Dr. Michael Nugel, Sebastian Gutt
Rz. 36
Auch wenn sowohl Kostenvoranschläge als auch Sachverständigengutachten grundsätzlich verlässliche Aussagen über die Höhe des auszugleichenden Sachschadens treffen, sind in bestimmten Fallkonstellationen Abzüge daran vorzunehmen. Das Problem betrifft zunächst die der fiktiven Abrechnung zugrunde gelegten Stundenverrechnungssätze.
a) Übersicht
Rz. 37
Hinreichend geklärt ist jetzt durch zahlreiche Urteile, ob und unter welchen Voraussetzungen sich der Geschädigte nach einem Verkehrsunfall von der gegnerischen Kfz-Haftpflichtversicherung auf die Reparatur in einer von dieser ausgewählten nicht markengebundenen Fachwerkstatt mit der Begründung verweisen lassen muss, diese Werkstatt könne die erforderlichen Reparaturarbeiten zu einem günstigeren Stundensatz mit der gleichen gebotenen Qualität durchführen, wie sie eine markengebundene Fachwerkstatt anbietet. Üblicherweise erfolgt hierbei ein Hinweisschreiben der Versicherung, mit welchem dem Geschädigten eine oder mehrere Fachwerkstätten angezeigt werden, die (angeblich) das betroffene Fahrzeug zu günstigeren Stundensätzen reparieren können, einen kostenlosen Hol- und Bringservice anbieten und bei der Reparatur als Meisterbetrieb Originalersatzteile und Beachtung der Herstellerrichtlinien mit einer branchenüblichen Garantie verwenden.
Rz. 38
Der BGH hat zu diesem Themenkomplex bisher mehrere Grundsatzentscheidungen getroffen. In dem sog. "Porsche-Urteil" hat er ausgeführt, dass der Geschädigte sich grundsätzlich nicht auf einen abstrakten günstigeren Stundensatz aller Fachwerkstätten in einer Region verweisen lassen muss, sondern als Herr des Restitutionsgeschehens nach den in einem Gutachten ausgewiesenen Stundenlöhnen einer markengebundenen Fachwerkstatt abrechnen kann. Allerdings hat der BGH in diesem Urteil auch darauf hingewiesen, dass der Geschädigte sich auf eine ohne weiteres zugängliche gleichwertige Reparaturmöglichkeit verweisen lassen muss, wenn es sich um eine gleichwertige Reparaturmöglichkeit handelt, die für ihn ohne weiteres erreichbar ist.
Hinweis
Die Verweisung ist auch statthaft, wenn der Geschädigte von sich aus schon günstigere Stundensätze einer nicht markenbezogenen Fachwerkstatt auswählt oder gar auf die durchschnittlichen regionalen Stundensätze abstellt, da ihn in jedem Fall die Pflicht trifft, sich auf einen noch günstigeren Betrieb bei einer fiktiven Abrechnung verweisen zu lassen.
Rz. 39
Der BGH hat diese Möglichkeit des Verweises des Geschädigten auf eine konkret benannte alternative Reparaturmöglichkeit nunmehr in mehreren Entscheidungen bestätigt und die hierfür erforderlichen Voraussetzungen konkretisiert.

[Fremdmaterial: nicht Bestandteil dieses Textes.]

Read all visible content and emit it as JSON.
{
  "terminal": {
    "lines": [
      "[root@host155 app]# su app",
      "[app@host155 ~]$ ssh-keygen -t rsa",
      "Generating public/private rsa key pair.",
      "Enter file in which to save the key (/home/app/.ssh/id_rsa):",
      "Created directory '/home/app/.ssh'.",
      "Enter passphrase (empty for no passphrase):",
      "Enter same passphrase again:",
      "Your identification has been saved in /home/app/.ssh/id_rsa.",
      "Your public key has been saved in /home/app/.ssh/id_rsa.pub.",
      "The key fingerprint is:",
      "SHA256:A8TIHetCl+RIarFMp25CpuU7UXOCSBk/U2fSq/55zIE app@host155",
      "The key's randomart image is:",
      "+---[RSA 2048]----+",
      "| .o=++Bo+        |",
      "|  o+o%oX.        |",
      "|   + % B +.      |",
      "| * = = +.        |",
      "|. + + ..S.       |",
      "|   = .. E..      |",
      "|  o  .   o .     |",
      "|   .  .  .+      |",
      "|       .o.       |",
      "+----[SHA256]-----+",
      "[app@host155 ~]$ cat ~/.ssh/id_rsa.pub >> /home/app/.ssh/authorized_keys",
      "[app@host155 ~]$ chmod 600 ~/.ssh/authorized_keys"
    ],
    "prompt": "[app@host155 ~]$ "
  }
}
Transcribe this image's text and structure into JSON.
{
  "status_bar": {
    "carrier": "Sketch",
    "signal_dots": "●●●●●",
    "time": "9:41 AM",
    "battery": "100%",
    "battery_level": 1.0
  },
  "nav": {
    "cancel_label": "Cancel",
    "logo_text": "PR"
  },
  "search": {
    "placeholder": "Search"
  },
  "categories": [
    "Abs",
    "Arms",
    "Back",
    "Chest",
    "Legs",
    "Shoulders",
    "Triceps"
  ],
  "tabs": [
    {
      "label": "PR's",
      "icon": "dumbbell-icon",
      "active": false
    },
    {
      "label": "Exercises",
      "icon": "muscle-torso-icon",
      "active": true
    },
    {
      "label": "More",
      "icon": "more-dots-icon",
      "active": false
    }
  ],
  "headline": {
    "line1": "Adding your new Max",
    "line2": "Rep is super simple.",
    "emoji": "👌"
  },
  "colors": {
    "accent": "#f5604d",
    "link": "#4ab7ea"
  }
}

b) Gleiche Qualität und Zumutbarkeit der Reparatur
Rz. 40
Die als Alternative benannte Fachwerkstatt muss die erforderlichen Reparaturarbeiten mit der gleichen Qualität wie eine markengebundene Fachwerkstatt durchführen. Der Geschädigte muss nicht das Risiko eingehen, eine minderwertige Reparatur zu erfahren und ihm muss eine solche Reparatur zumutbar sein. Hierbei ist wie folgt zu unterscheiden:
aa) Fahrzeuge bis 3 Jahre
Rz. 41
Ist das Fahrzeug zum Unfallzeitpunkt nicht älter als 3 Jahre, so ist eine Reparatur in einer anderen als einer markengebundenen Fachwerkstatt für den Geschädigten in der Regel selbst dann nicht zumutbar, wenn die Reparatur technisch gleichwertig ist. Der Geschädigte muss sich nicht auf eine Reparatur verweisen lassen, die ihm bei einer späteren Inanspruchnahme von Gewährleistungsrechten, einer Herstellergarantie oder Kulanzleistungen Schwierigkeiten bereiten würde.
Rz. 42
Muster 8.7: Unzulässige Verweisung auf eine andere Reparaturmöglichkeit bei jungem Fahrzeug
Muster 8.7: Unzulässige Verweisung auf eine andere Reparaturmöglichkeit bei "jungem" Fahrzeug
Vorliegend sind die Stundenverrechnungssätze einer markengebundenen Fachwerkstatt, so wie sie dem vorgelegten Gutachten zugrunde gelegt worden sind, in Ansatz zu bringen. Das Fahrzeug meiner Mandantschaft ist am _________________________ zugelassen worden und war zum Unfallzeitpunkt erst _________________________ Jahre alt. Die Verweisung auf eine günstigere Reparaturmöglichkeit ist meiner Mandantschaft vor diesem Hintergrund nicht zuzumuten, da die Gefahr besteht dass bei einer späteren Inanspruchnahme von Gewährleistungsrechten, einer Herstellergarantie oder Kulanzleistungen Schwierigkeiten auftreten können (BGH, Urt. v. 28.4.2015 – VI ZR 267/14 = NJW 2015, 2110; BGH, Urt. v. 20.10.2009...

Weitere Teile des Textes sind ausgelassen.